R: Sir Loin! That could replace ‘so lame!’
R: I didn’t notice.
SC: It was right beside the walkway!
R: I was in my own mind.
C: As opposed to whose?
R: The garbage mind!
paper(paintball) guns
A: It’s origami to the extreme!
R: I need to start paying attention to what you say.
S: *Everyone* needs to start paying attention to what I say.
R: There are certain words that you just cannot say here. Like ‘molest.’
R: See, I just try to be a worthy soldier of the master that is your wit.
A: (laughs) S looks so impressed.
S: Right.
A: Violence is slowly become the solution to all problems.

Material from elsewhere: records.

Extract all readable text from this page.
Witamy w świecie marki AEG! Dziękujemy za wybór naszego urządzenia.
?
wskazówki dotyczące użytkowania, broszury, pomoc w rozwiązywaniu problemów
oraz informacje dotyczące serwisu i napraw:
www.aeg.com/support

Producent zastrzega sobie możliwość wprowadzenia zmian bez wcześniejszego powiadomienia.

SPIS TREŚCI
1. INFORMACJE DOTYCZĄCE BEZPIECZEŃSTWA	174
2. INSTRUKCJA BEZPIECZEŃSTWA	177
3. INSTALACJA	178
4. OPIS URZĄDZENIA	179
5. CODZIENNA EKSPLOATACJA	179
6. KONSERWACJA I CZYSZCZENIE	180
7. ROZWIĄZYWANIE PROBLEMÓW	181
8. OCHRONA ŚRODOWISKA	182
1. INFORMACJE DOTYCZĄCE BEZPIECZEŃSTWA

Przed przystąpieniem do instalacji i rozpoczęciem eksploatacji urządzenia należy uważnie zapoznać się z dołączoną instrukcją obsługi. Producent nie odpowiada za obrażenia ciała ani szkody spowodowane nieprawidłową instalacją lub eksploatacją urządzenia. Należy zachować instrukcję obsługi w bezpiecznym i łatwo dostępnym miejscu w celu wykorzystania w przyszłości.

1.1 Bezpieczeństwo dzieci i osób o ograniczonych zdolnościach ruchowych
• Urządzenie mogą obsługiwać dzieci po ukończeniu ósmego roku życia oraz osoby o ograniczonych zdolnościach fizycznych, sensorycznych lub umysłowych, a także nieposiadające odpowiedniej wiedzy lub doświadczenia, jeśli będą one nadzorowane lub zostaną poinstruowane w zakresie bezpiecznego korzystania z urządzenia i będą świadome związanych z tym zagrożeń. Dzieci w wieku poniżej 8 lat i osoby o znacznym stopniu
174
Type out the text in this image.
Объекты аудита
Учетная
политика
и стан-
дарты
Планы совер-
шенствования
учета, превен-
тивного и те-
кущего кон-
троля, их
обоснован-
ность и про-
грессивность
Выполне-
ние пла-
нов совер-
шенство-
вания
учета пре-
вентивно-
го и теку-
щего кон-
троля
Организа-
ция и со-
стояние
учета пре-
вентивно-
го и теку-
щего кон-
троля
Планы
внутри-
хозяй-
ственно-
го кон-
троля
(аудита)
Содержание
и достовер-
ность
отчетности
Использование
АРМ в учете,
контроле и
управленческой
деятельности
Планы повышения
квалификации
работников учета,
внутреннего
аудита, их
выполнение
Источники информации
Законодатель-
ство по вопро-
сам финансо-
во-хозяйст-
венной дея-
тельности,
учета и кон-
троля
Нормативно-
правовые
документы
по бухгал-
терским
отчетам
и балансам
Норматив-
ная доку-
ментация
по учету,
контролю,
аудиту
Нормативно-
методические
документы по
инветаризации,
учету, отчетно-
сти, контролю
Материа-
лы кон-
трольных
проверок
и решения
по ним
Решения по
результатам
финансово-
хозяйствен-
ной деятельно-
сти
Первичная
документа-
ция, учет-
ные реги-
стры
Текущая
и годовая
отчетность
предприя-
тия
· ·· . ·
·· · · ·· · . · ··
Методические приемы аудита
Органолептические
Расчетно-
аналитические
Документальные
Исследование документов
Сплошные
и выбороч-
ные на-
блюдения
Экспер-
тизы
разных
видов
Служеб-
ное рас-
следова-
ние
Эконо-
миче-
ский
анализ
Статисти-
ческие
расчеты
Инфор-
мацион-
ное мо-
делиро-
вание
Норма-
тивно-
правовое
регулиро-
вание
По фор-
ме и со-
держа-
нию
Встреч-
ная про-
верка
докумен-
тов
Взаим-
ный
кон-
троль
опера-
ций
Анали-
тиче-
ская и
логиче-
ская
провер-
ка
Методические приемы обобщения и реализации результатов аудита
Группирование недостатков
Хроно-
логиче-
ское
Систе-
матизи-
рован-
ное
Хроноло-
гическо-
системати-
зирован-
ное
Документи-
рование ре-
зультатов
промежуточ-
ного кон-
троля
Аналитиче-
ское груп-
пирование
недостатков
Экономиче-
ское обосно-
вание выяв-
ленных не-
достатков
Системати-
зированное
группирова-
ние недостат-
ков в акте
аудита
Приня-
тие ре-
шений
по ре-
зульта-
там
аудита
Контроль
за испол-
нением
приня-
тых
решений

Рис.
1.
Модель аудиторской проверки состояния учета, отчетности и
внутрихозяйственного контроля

A: Whoops-a-daisies. Oh, that’s a whoops-a-daisy.
A: INsanity. No no. I would never use the word sanity to describe myself.
S: I would *hope* not.
A: I’d like to be turned into a flower as a punishment.
S: I’d make sure someone stomped on you.
A: No, I’d be such a pretty innocent little flower...
A: That was some good chances.
A: I could be the preeminent mime lawyer in the world.
R: So, my client says that:
S: So, my client was in a box...which the accused had put him in...He had locked my client in the door without imaginary food or imaginary water.
S: “Your Honour, these people are imaginary people in my head. You can only see them because you’re all mass hallucinating. Please ignore them. They’re for my use only.”
S: High-sticking is actually rape when you’re on drugs.